Home Blog Procedures: Are we the go-to doctors of the future?

Procedures: Are we the go-to doctors of the future?

November 2008

I don’t know if, in the future, hospitalists will all be well versed in core internal medicine hospital-based procedures, or if we will not have a clue as to how to perform them.

That uncertainty stems from the fact that, within the context of a still-maturing specialty, what one hospital asks us to do can be radically different from what we are asked by the next.

In my first job, I performed hundreds of central lines and intubations. It was a 24/7 program, and the majority of the procedures occurred at night. Because we were the only doctors in-house at night–save for the ER physicians–at a 500-bed community hospital, we filled a very important need.

Most members of my group were comfortable doing procedures. However I found that the fact that we performed procedures could make it hard to recruit new hospitalists. Unless they had been doing such procedures for years, even experienced hospitalists were gun-shy about coming to a program that required such a skill set. I also found that the level of procedural competence varied greatly among new residents.

In my current position at Virtua Memorial, my group was asked to consider providing night-time intubation coverage. We do have anesthesia in-house 24/7, but that group often finds itself in surgery or dealing with an OB epidural in the middle of the night, so they would prefer to be used only as backup. That means that all the hospitalists will be completing a refresher course in intubation with anesthesia in the OR.

Many of us who have not intubated in years still have reservations about this change in practice. If it turns out that the hospitalists of the future wind up not having a clue about how to do procedures, it will be because of the same concerns.

For one, hospitalists may do too few procedures to feel comfortable about their skills. They worry about new malpractice exposure that arises from doing procedures. And they have little, if any, financial motivation because procedures are poorly paid.

Paradoxically, this last concern–about low reimbursement–is the big reason why I think we’ll end up doing many procedures; other physicians would rather spend their time doing interventions that pay more. Given our growing round-the-clock presence and the fact that no one else wants to do central lines, hospital administrators will increasingly look to hospitalists as the most cost-efficient solution.

I also believe that the growing use of nocturnists–who generally practice when no subspecialists are around–will fuel that expectation. In large hospitals, I think we’ll see the growth of “proceduralists,” hospitalists who staff in-house procedure services. But in most hospitals, I suspect the volume will never be great enough to support this type of program.

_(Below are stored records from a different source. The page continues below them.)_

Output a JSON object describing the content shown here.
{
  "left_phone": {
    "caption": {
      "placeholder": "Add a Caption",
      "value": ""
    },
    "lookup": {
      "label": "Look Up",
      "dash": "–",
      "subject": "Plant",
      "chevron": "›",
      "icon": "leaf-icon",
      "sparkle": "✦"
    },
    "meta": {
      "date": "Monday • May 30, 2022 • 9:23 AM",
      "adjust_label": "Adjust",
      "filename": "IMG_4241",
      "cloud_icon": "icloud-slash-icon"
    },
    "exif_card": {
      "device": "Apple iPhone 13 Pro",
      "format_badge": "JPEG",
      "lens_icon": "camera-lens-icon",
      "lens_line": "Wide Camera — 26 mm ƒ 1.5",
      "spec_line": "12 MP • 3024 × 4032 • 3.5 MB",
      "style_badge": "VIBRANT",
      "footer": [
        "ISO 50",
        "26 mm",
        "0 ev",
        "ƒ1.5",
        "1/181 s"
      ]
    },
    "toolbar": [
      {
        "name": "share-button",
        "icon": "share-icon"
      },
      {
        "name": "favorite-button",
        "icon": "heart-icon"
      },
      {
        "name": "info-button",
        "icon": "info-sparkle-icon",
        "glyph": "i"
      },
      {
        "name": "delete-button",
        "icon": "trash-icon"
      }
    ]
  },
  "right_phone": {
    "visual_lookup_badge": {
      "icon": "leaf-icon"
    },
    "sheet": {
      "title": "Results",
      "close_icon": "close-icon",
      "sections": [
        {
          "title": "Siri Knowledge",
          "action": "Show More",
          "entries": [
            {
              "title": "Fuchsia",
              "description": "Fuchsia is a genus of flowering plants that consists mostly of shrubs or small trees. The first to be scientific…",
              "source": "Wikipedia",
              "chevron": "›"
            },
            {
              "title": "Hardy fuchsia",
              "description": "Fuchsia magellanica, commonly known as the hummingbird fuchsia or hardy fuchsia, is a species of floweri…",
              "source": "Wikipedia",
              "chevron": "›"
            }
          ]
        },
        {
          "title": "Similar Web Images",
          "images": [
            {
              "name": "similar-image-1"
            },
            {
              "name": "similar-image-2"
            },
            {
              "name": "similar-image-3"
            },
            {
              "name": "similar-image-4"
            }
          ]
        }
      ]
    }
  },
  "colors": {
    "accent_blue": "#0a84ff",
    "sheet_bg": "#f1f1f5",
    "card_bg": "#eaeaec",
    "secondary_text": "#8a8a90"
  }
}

I personally believe that we need to become more comfortable doing procedures and that the more competent a hospitalist is with procedures, the better. I tend to think that we would all want to be skilled in techniques of emergent access, either vascular or airway. That’s because the hospital is our home and we need to be able to handle emergencies that occur within its walls.

And the more we can offer a hospital as a distinct specialty with a somewhat distinct procedural skill set, the more the hospital will likely offer us.